Alejandro Tiana, UNED, Madrid, Spain, atiana@edu.uned.es

José Moya, Universidad de Las Palmas de Gran Canaria., C/Juan de Quesada, n° 30 Las Palmas de Gran Canaria — 35001, Spain, jmoya@dedu.ulpgc.es, http://www.ulpgc.es/index.php?pagina=jmoya.dedu&ver=inicio

Florencio Luengo, Calle Oquendo 11, urb. Acacias 12, Radazul bajo, El Rosario, cp 38019, Santa Cruz de Tenerife, Spain, atlantida.luengo@gmail.com, http://www.proyectoatlantida.net

Abstract

The concept of competence is a recent introduction into the curricula of the Spanish education system, and applies to vocational training and university, but also to basic education.

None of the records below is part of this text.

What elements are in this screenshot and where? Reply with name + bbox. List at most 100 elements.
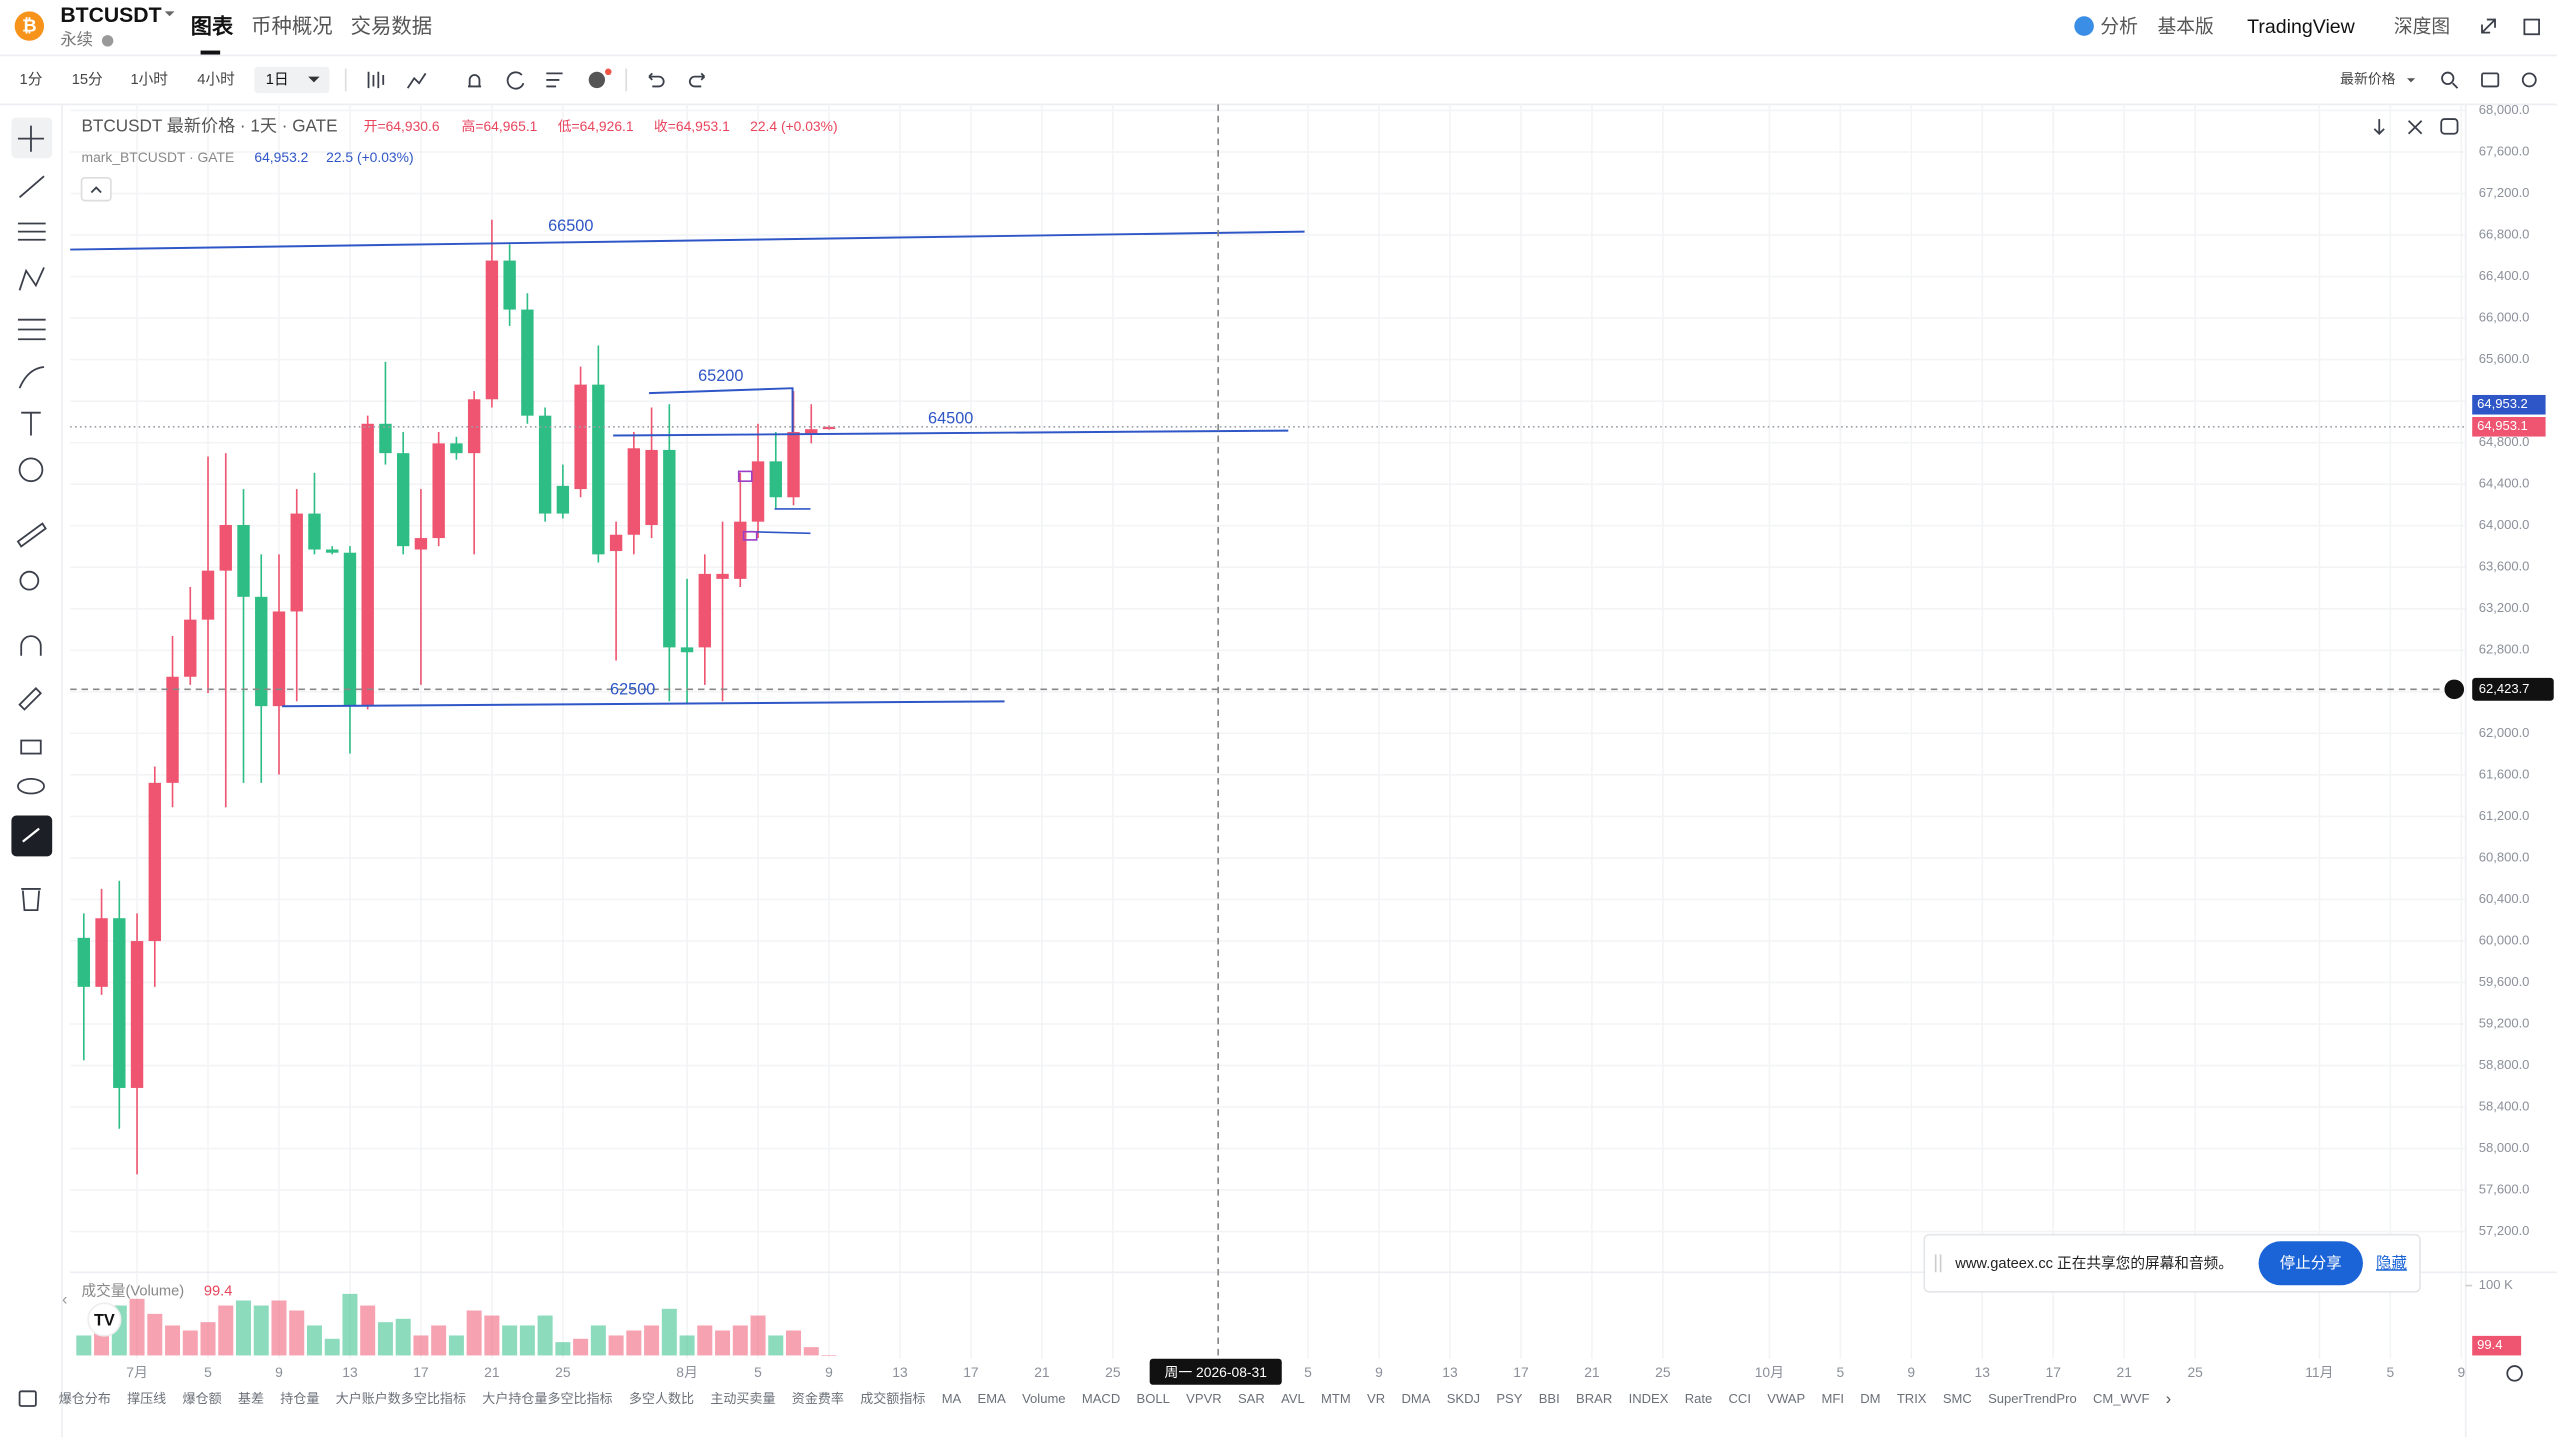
indicator[interactable]: MFI bbox=[1822, 1391, 1844, 1406]
indicator[interactable]: BOLL bbox=[1137, 1391, 1170, 1406]
indicator[interactable]: 成交额指标 bbox=[860, 1391, 925, 1406]
drawn-line[interactable] bbox=[613, 429, 1289, 437]
drawn-line[interactable] bbox=[750, 530, 811, 535]
search-icon[interactable] bbox=[2441, 71, 2455, 85]
indicator-icon[interactable] bbox=[406, 72, 427, 89]
indicator[interactable]: CM_WVF bbox=[2093, 1391, 2149, 1406]
indicator[interactable]: SuperTrendPro bbox=[1988, 1391, 2077, 1406]
drawn-line[interactable] bbox=[649, 387, 794, 433]
calendar-icon[interactable] bbox=[18, 1390, 37, 1407]
tab[interactable]: 交易数据 bbox=[351, 15, 433, 38]
header-link[interactable]: TradingView bbox=[2247, 16, 2356, 38]
brush-tool[interactable] bbox=[18, 366, 45, 389]
alert-icon[interactable] bbox=[468, 74, 482, 88]
hide-link[interactable]: 隐藏 bbox=[2376, 1254, 2407, 1272]
indicator[interactable]: 爆仓分布 bbox=[59, 1391, 111, 1406]
link-tool[interactable] bbox=[11, 815, 53, 857]
crosshair-tool[interactable] bbox=[17, 125, 45, 152]
indicator[interactable]: 资金费率 bbox=[792, 1391, 844, 1406]
indicator[interactable]: 多空人数比 bbox=[629, 1391, 694, 1406]
fib-tool[interactable] bbox=[17, 222, 46, 241]
indicator[interactable]: INDEX bbox=[1629, 1391, 1669, 1406]
header-link[interactable]: 分析 bbox=[2100, 16, 2137, 37]
indicator[interactable]: EMA bbox=[978, 1391, 1007, 1406]
camera-icon[interactable] bbox=[2481, 72, 2500, 88]
indicator[interactable]: CCI bbox=[1729, 1391, 1751, 1406]
indicator[interactable]: 持仓量 bbox=[280, 1391, 319, 1406]
emoji-tool[interactable] bbox=[18, 457, 44, 483]
indicator[interactable]: 爆仓额 bbox=[183, 1391, 222, 1406]
interval[interactable]: 1日 bbox=[266, 72, 289, 88]
symbol-caret[interactable] bbox=[164, 11, 175, 17]
template-icon[interactable] bbox=[546, 72, 563, 88]
add-icon[interactable] bbox=[588, 71, 606, 89]
symbol[interactable]: BTCUSDT bbox=[60, 4, 161, 27]
header-link[interactable]: 基本版 bbox=[2157, 16, 2213, 37]
drawn-line[interactable] bbox=[282, 700, 1005, 708]
indicator[interactable]: SMC bbox=[1943, 1391, 1972, 1406]
price-type-caret[interactable] bbox=[2406, 78, 2416, 83]
indicator[interactable]: 大户账户数多空比指标 bbox=[336, 1391, 466, 1406]
tab[interactable]: 币种概况 bbox=[251, 15, 333, 38]
forecast-tool[interactable] bbox=[17, 318, 46, 341]
indicator[interactable]: MACD bbox=[1082, 1391, 1120, 1406]
indicator-more[interactable]: › bbox=[2166, 1390, 2171, 1408]
redo-icon[interactable] bbox=[688, 72, 706, 88]
collapse-button[interactable] bbox=[80, 176, 112, 202]
header-link[interactable]: 深度图 bbox=[2394, 16, 2450, 37]
lock-tool[interactable] bbox=[20, 739, 42, 755]
interval[interactable]: 1小时 bbox=[130, 71, 168, 88]
crosshair-add-icon[interactable] bbox=[2444, 679, 2465, 700]
lock-draw-tool[interactable] bbox=[18, 687, 43, 711]
undo-icon[interactable] bbox=[648, 72, 665, 88]
tab[interactable]: 图表 bbox=[191, 14, 234, 38]
drag-handle[interactable] bbox=[1934, 1254, 1942, 1273]
indicator[interactable]: TRIX bbox=[1897, 1391, 1927, 1406]
indicator[interactable]: 大户持仓量多空比指标 bbox=[482, 1391, 612, 1406]
replay-icon[interactable] bbox=[506, 71, 525, 90]
scroll-icon[interactable] bbox=[2373, 119, 2385, 136]
pattern-tool[interactable] bbox=[18, 267, 45, 291]
drawn-box[interactable] bbox=[737, 470, 753, 482]
indicator[interactable]: Volume bbox=[1022, 1391, 1065, 1406]
ruler-tool[interactable] bbox=[16, 522, 47, 548]
drawn-line[interactable] bbox=[70, 230, 1305, 251]
magnet-tool[interactable] bbox=[20, 635, 42, 656]
drawn-box[interactable] bbox=[742, 530, 758, 541]
info-icon[interactable] bbox=[101, 35, 114, 47]
interval[interactable]: 4小时 bbox=[197, 71, 235, 88]
indicator[interactable]: 撑压线 bbox=[127, 1391, 166, 1406]
indicator[interactable]: Rate bbox=[1685, 1391, 1713, 1406]
indicator[interactable]: VWAP bbox=[1767, 1391, 1805, 1406]
reset-icon[interactable] bbox=[2440, 118, 2459, 135]
indicator[interactable]: SAR bbox=[1238, 1391, 1265, 1406]
legend-arrow[interactable]: ‹ bbox=[62, 1290, 67, 1308]
zoom-tool[interactable] bbox=[19, 570, 40, 591]
window-icon[interactable] bbox=[2523, 18, 2540, 36]
candle-type-icon[interactable] bbox=[367, 71, 385, 89]
tv-logo[interactable] bbox=[87, 1302, 122, 1337]
interval[interactable]: 15分 bbox=[72, 71, 103, 88]
indicator[interactable]: PSY bbox=[1496, 1391, 1522, 1406]
indicator[interactable]: DM bbox=[1860, 1391, 1880, 1406]
indicator[interactable]: BBI bbox=[1539, 1391, 1560, 1406]
collapse-icon[interactable] bbox=[2407, 120, 2423, 135]
indicator[interactable]: VPVR bbox=[1186, 1391, 1221, 1406]
fullscreen-icon[interactable] bbox=[2481, 18, 2496, 34]
indicator[interactable]: DMA bbox=[1401, 1391, 1430, 1406]
indicator[interactable]: AVL bbox=[1281, 1391, 1305, 1406]
indicator[interactable]: MTM bbox=[1321, 1391, 1351, 1406]
indicator[interactable]: VR bbox=[1367, 1391, 1385, 1406]
delete-tool[interactable] bbox=[21, 888, 41, 912]
interval[interactable]: 1分 bbox=[20, 71, 43, 88]
hide-tool[interactable] bbox=[17, 777, 45, 795]
axis-settings-icon[interactable] bbox=[2506, 1365, 2523, 1382]
indicator[interactable]: 主动买卖量 bbox=[710, 1391, 775, 1406]
indicator[interactable]: SKDJ bbox=[1447, 1391, 1480, 1406]
indicator[interactable]: 基差 bbox=[238, 1391, 264, 1406]
text-tool[interactable] bbox=[21, 411, 41, 436]
price-type[interactable]: 最新价格 bbox=[2340, 71, 2396, 87]
trendline-tool[interactable] bbox=[18, 175, 45, 199]
stop-share-button[interactable] bbox=[2258, 1241, 2363, 1286]
indicator[interactable]: BRAR bbox=[1576, 1391, 1612, 1406]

In both cases, the meaning and use of the term have differed, sometimes giving rise to confusion. There can be no doubt, however, that this incorporation has been of significant impact. On the one hand, it has generated considerable debate between those who consider the concept to respond to economistic arguments, removed from educational realities, and those who believe it to have a transformation potential that cannot be ignored. On the other, incorporation of the concept is leading to a series of modifications in school practices and in teaching and learning with whose consequences we are not yet acquainted. This article analyses the situation created by the introduction of key competences in Spanish compulsory education and seeks to gauge the potential this offers for improving opportunities for success at school. The authors believe that key competences are a reformulation of educational intentions, whose consequences for schools and teaching practices largely depend on the new interpretation of learning in the light of different approaches and research traditions.